• An Ohio appeals court ruled that a church could use its property to conduct a "Little League" baseball program, despite the claim of a neighbor that such use violated local zoning law. A Methodist church established a baseball diamond on vacant land that it owned in order to operate a Little League baseball program. The church maintained that it is a fundamental tenet of Methodism that worship involves not only religious services, but also reaching out to the community through sponsorship of activities such as scouting and Little League. The baseball program sponsored by the church is for children ages 6 to 12. The season extends from April to late June, during which time about 4 games are played each week from 6 to 8 p.m. on weekdays and on Saturday mornings. To reduce parking problems in front of the complaining neighbor's house, "no parking" signs were installed on his property and orange pylons were placed in front of his property during games. Despite these precautions, the neighbor sued the church, demanding that the baseball program be discontinued. He claimed that the program violated local zoning law. The church property was located in a residential zone, which permitted churches and "church use." A trial court agreed with the neighbor that the operation of a baseball program on church property was not a permitted use of church property in an area zoned for "church use." The church appealed. A state appeals court agreed with the church and permitted the baseball program to continue. The court observed: "The trial court appears to suggest that a church is only a building and any use of the building or land adjacent must be necessary to the operation of that building as a church. We disagree." The court noted that the Ohio Supreme Court had not addressed this issue specifically, but that courts in other states had done so and they generally ruled in favor of the church. For example, one court in a similar case concluded:
A church is more than merely an edifice affording people the opportunity to worship God. Strictly religious uses and activities are more than prayer and sacrifice and all churches recognize that the area of their responsibility is broader than leading the congregation in prayer. Churches have always developed social groups for adults and youth where the fellowship of the congregation is strengthened with the result that the parent church is strengthened. To limit a church to being merely a house of prayer and sacrifice would, in a large degree, be depriving the church of the opportunity of enlarging, perpetuating, and strengthening itself and the congregation.
Accordingly, the Ohio court concluded that "activities such as sponsoring a Little League baseball program on land owned by, and adjacent to, the [church] are incidental to, and form a part of, the public worship program of [the church] and are permitted under the city zoning ordinances as a church use." The court emphasized that zoning ordinances must be construed "in favor of the property owner" (whose use of property is being questioned) and "in favor of the free use of property."
The neighboring landowner, in his defense, pointed out that the church had been denied a tax exemption for the baseball field on the ground that it was not necessary for purposes of religious worship.
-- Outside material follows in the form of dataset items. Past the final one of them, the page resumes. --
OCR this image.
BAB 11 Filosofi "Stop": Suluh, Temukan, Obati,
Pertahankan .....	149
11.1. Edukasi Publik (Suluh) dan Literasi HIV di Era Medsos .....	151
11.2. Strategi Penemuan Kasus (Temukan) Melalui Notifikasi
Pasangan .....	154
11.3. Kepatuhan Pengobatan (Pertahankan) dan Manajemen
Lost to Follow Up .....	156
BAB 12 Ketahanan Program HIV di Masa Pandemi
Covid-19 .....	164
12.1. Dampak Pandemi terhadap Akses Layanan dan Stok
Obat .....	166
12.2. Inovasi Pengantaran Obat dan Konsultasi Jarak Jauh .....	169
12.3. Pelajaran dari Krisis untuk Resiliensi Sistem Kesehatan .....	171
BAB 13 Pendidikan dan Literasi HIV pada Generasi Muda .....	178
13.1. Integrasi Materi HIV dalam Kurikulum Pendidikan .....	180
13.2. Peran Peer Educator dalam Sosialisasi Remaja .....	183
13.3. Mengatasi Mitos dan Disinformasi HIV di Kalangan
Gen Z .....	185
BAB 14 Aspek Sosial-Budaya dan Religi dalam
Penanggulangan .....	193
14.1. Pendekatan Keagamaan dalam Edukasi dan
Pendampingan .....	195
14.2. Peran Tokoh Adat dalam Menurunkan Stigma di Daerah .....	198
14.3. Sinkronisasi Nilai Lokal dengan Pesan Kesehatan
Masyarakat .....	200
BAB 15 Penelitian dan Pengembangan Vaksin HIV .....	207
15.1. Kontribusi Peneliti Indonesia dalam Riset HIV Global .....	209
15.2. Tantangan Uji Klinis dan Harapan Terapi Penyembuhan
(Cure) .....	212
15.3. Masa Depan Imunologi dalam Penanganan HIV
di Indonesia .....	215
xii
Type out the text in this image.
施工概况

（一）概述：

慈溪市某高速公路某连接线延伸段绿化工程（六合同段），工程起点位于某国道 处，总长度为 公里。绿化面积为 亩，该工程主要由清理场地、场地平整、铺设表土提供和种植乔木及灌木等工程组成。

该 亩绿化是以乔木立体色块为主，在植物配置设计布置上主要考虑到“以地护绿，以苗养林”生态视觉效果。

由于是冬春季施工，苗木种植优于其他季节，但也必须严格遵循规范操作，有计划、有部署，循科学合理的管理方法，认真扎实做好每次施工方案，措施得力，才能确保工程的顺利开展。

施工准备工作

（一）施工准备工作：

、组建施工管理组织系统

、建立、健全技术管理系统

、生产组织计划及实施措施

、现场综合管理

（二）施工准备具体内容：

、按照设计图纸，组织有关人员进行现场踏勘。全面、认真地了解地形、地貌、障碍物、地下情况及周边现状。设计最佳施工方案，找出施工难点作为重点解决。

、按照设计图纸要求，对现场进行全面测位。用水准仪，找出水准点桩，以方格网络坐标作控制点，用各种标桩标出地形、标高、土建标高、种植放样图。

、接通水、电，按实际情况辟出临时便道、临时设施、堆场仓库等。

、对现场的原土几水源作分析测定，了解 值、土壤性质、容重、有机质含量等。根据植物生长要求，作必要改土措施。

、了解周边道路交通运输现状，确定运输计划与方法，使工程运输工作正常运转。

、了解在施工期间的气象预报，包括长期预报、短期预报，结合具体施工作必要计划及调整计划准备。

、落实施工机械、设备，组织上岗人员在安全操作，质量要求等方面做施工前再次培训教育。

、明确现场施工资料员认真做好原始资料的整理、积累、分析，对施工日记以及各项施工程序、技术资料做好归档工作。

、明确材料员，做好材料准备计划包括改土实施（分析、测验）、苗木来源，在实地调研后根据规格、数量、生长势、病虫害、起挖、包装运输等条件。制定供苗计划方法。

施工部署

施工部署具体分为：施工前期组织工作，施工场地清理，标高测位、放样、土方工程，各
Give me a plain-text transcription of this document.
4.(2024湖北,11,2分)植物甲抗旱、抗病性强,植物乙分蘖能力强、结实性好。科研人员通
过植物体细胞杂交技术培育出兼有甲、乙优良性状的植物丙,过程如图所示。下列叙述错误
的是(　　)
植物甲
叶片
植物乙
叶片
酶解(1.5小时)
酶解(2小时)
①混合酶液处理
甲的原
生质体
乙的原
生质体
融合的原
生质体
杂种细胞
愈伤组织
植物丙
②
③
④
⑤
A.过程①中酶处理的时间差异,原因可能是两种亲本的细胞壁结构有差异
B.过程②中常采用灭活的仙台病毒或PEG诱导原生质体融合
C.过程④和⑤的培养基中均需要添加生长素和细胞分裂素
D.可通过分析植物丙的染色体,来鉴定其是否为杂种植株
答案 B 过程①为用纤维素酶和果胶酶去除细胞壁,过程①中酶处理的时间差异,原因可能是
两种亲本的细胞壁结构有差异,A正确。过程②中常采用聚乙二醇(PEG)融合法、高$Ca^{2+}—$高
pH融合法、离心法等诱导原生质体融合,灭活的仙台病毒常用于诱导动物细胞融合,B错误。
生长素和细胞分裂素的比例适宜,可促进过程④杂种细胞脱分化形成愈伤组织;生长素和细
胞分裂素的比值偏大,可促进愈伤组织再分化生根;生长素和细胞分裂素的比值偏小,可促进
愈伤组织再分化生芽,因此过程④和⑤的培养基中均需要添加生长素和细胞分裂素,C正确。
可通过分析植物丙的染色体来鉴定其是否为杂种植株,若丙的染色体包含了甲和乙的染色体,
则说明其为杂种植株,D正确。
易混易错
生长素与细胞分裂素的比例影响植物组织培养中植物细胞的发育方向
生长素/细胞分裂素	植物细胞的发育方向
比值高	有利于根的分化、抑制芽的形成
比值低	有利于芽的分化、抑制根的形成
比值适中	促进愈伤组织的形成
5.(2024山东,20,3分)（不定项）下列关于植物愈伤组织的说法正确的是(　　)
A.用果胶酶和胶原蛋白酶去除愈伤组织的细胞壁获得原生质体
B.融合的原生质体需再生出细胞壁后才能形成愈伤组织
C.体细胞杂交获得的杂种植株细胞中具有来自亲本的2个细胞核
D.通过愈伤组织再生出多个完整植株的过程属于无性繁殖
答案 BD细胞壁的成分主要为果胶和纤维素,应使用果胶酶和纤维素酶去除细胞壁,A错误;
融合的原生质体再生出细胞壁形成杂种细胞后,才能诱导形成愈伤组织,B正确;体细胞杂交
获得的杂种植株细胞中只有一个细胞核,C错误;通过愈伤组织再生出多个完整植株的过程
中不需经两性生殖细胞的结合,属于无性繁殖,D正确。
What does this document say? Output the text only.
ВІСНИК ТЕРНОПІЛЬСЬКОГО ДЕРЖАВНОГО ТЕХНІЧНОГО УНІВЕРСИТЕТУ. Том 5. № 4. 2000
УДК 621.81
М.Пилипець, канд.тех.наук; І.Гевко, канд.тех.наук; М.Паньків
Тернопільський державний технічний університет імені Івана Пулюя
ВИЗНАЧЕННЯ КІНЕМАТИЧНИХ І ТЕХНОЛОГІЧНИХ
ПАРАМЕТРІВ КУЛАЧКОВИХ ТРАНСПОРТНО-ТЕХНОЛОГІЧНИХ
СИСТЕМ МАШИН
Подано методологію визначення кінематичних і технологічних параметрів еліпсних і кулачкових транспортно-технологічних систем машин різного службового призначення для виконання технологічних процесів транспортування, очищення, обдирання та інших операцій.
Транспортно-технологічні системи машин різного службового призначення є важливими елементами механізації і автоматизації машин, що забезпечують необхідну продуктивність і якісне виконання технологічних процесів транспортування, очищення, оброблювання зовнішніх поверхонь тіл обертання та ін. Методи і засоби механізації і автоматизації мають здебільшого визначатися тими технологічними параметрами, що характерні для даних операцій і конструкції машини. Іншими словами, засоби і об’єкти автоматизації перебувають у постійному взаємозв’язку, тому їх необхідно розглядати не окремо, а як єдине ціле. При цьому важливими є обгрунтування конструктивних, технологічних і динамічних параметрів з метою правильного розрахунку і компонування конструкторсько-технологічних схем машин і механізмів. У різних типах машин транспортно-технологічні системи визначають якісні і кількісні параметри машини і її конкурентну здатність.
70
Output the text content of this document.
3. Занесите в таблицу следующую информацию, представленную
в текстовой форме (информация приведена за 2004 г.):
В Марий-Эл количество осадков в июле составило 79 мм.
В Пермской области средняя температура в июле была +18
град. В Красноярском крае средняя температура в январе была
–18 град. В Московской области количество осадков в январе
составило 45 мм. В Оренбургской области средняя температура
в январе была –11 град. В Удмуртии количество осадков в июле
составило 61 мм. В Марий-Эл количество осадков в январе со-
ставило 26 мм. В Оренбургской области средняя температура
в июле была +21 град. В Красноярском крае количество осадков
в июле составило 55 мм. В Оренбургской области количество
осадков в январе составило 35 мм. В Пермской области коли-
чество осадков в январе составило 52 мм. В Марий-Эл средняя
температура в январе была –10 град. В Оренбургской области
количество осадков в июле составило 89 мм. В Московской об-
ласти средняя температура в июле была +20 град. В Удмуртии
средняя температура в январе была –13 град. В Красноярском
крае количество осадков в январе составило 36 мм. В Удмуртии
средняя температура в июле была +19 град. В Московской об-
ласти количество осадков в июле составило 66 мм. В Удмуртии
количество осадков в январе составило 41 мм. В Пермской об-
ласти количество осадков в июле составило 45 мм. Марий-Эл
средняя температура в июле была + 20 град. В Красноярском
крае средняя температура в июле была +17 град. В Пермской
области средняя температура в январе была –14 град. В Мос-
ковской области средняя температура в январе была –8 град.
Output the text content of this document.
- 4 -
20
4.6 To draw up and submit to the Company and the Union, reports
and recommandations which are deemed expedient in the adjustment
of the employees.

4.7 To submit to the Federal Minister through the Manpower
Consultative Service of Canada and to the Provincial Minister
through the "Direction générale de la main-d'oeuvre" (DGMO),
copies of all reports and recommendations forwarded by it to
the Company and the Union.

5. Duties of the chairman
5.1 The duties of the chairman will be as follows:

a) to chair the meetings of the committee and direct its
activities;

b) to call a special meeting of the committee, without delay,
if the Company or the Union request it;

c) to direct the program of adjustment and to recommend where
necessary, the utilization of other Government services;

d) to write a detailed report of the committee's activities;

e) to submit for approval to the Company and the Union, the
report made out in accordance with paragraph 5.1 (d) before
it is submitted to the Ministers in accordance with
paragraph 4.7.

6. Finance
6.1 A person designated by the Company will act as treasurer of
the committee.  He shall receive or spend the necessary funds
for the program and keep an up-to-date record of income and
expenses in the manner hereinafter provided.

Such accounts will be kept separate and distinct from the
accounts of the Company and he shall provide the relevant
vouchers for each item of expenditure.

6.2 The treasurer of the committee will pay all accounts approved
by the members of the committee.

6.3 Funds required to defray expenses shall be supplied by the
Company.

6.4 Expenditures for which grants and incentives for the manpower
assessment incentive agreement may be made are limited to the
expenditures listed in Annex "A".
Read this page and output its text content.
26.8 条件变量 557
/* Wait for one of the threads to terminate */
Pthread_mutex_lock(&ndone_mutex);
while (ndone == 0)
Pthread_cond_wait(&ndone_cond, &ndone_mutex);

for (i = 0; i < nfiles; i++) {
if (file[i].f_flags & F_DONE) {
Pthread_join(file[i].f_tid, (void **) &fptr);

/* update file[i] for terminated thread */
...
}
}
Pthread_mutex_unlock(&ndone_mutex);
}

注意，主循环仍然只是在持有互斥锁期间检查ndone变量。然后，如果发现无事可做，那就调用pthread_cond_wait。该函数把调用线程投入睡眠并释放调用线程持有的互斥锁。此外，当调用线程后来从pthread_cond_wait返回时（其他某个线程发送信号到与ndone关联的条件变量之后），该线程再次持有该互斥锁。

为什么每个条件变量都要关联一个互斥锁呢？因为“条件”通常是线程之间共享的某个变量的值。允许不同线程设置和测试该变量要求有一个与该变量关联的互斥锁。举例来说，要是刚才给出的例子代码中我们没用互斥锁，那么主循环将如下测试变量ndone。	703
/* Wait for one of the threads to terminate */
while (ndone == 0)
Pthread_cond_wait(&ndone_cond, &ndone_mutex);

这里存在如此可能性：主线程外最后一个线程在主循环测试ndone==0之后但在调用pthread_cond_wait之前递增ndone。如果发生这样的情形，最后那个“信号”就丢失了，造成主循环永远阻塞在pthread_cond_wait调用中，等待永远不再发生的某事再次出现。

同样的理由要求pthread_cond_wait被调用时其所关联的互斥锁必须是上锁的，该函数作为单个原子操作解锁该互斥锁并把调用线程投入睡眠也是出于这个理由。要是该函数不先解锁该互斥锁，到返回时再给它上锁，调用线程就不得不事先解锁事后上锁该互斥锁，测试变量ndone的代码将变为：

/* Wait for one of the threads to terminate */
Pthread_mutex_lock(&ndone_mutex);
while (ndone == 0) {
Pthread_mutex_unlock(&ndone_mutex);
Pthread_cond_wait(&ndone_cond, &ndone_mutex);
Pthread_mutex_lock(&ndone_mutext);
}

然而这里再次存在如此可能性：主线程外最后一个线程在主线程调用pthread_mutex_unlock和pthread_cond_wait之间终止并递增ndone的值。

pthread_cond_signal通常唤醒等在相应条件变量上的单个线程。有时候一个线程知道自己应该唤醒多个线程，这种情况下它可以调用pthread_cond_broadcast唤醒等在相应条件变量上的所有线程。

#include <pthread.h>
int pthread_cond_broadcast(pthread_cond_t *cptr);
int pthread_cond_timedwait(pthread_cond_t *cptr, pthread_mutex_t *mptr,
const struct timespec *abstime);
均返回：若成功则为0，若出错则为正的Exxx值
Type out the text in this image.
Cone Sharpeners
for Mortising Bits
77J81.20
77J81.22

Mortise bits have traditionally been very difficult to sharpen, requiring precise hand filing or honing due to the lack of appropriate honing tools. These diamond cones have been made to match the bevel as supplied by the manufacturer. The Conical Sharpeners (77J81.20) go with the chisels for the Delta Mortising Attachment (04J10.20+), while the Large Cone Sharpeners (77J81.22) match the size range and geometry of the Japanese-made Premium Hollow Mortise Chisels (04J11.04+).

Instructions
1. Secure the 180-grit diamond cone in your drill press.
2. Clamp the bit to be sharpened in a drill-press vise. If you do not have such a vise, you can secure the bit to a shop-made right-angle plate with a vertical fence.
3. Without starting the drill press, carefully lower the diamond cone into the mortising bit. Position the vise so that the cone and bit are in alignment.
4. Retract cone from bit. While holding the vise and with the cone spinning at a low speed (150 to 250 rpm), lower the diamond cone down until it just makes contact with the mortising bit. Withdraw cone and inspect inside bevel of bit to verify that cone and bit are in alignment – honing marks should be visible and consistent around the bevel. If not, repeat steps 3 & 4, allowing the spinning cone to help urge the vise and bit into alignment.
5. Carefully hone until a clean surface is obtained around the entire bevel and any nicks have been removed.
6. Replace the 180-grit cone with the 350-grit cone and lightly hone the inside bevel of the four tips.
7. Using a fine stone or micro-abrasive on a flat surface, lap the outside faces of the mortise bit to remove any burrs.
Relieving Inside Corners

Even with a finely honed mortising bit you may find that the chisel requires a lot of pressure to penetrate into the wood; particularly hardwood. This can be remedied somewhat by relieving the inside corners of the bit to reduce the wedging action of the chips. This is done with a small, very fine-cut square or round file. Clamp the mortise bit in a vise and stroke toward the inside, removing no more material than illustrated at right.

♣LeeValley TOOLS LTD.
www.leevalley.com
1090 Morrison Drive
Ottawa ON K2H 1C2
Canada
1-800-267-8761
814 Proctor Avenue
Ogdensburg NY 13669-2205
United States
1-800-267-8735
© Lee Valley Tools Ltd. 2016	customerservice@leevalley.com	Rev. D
The court rejected the relevance of this argument, pointing out that statutes allowing a tax exemption for houses of public worship are to be strictly construed against the property owner, whereas zoning ordinances are to be construed in favor of the property owner. This case represents a balanced interpretation of the term church use in the context of a municipal zoning ordinance, and it should be of use to several churches both in Ohio and in other states. Cash v. Brookshire United Methodist Church, 573 N.E.2d 692 (Ohio App. decided 1988, reported 1991).